Session Continuity (SC): An SFV sub-dimension: the degree to which state accumulated in prior sessions is accurately and completely preserved and accessible in subsequent sessions.
small language model (SLM): A language model with roughly 0.5-7 billion parameters, designed for domain-specific tasks where a fine-tuned small model outperforms a general-purpose large model. SLMs can be quantized and deployed on agency hardware without API dependencies.
specification gap: In SDL governance, the gap between the scope of confidentiality goals and the precision of SDL definitions. Example: SDL policies define “release” in terms of microdata and tables but do not specify whether model weights or API endpoints are releases.
State Coherence (SCoh): An SFV sub-dimension: the degree to which all current active state elements are mutually consistent and free of internal contradiction. Contradictions in active state are T4 (State Supersession Failure) violations.
State Discontinuity (T5): An SFV threat: a session boundary causes partial or complete loss of accumulated pipeline state. The next session must reconstruct state from an incomplete record, introducing error or loss of prior decisions.
State Fidelity Validity (SFV): The degree to which an AI-assisted research or analytic pipeline preserves the accuracy and integrity of its accumulated internal state across sequential operations. A validity framework developed for multi-session AI pipelines in high-stakes domains.
State Provenance (SP): An SFV sub-dimension: the degree to which the origin and transformation history of key state elements can be traced. Without provenance, it is impossible to audit why a pipeline reached a given conclusion.
State Supersession Failure (T4): An SFV threat: a superseded decision, retracted finding, or corrected value persists in the pipeline alongside its replacement. The pipeline operates on contradictory state without detecting the conflict.
statistical disclosure limitation: The set of methods used to reduce the risk that individuals, firms, or organizations can be re-identified from released statistics, microdata, or (in the AI era) trained models and API endpoints. Also called statistical disclosure control (SDC) or disclosure avoidance.
TEVV: Test, Evaluation, Verification, and Validation. The NIST AI RMF term for systematic AI system assessment. All four components are required for federal AI use; each addresses a distinct question about system trustworthiness.
Terminological Consistency (TC): An SFV sub-dimension: the degree to which key technical terms retain consistent meaning across all sessions and pipeline stages. Terminological drift is T1 (Semantic Drift) in the SFV threat taxonomy.
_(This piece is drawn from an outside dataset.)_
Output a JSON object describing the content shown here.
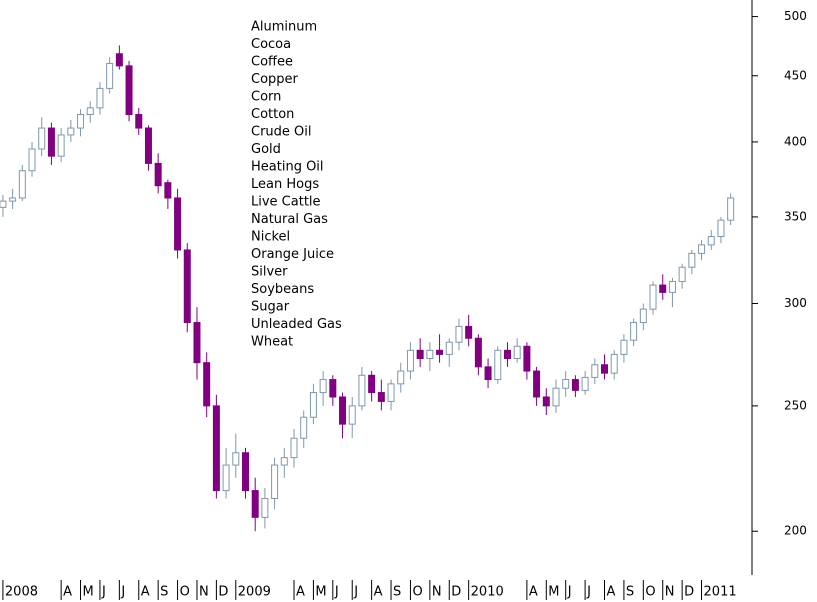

tokenization: The process of converting text into a sequence of discrete units (tokens) that a model can process. Character-level, word-level, and subword (BPE, WordPiece) are the main approaches. Subword tokenization is standard in modern language models.
quantization: A compression technique that reduces model precision (e.g., from 32-bit to 4-bit weights) to decrease memory footprint and inference cost while preserving most of the model’s accuracy. AWQ (Activation-aware Weight Quantization) is currently recommended over pruning for small language models.
tool: In agentic AI, a single discrete operation that an agent can invoke: a search, a calculation, a database query, a code execution. Tools are the atomic actions available to the agent within its granted scope.
transformer: A neural network architecture based on self-attention mechanisms, introduced in 2017. The foundation of BERT, GPT, and all modern large language models. Uses no recurrence or convolution; processes entire sequences in parallel.
workflow: A structure: a defined sequence or graph of steps to accomplish a goal. Workflows can be executed by humans, AI, or combinations. Not all workflows involve agents; not all agents are part of complex workflows.

Note: This is a starter glossary. Each chapter should add terms as they are introduced. Build the full glossary incrementally as chapters are written or revised.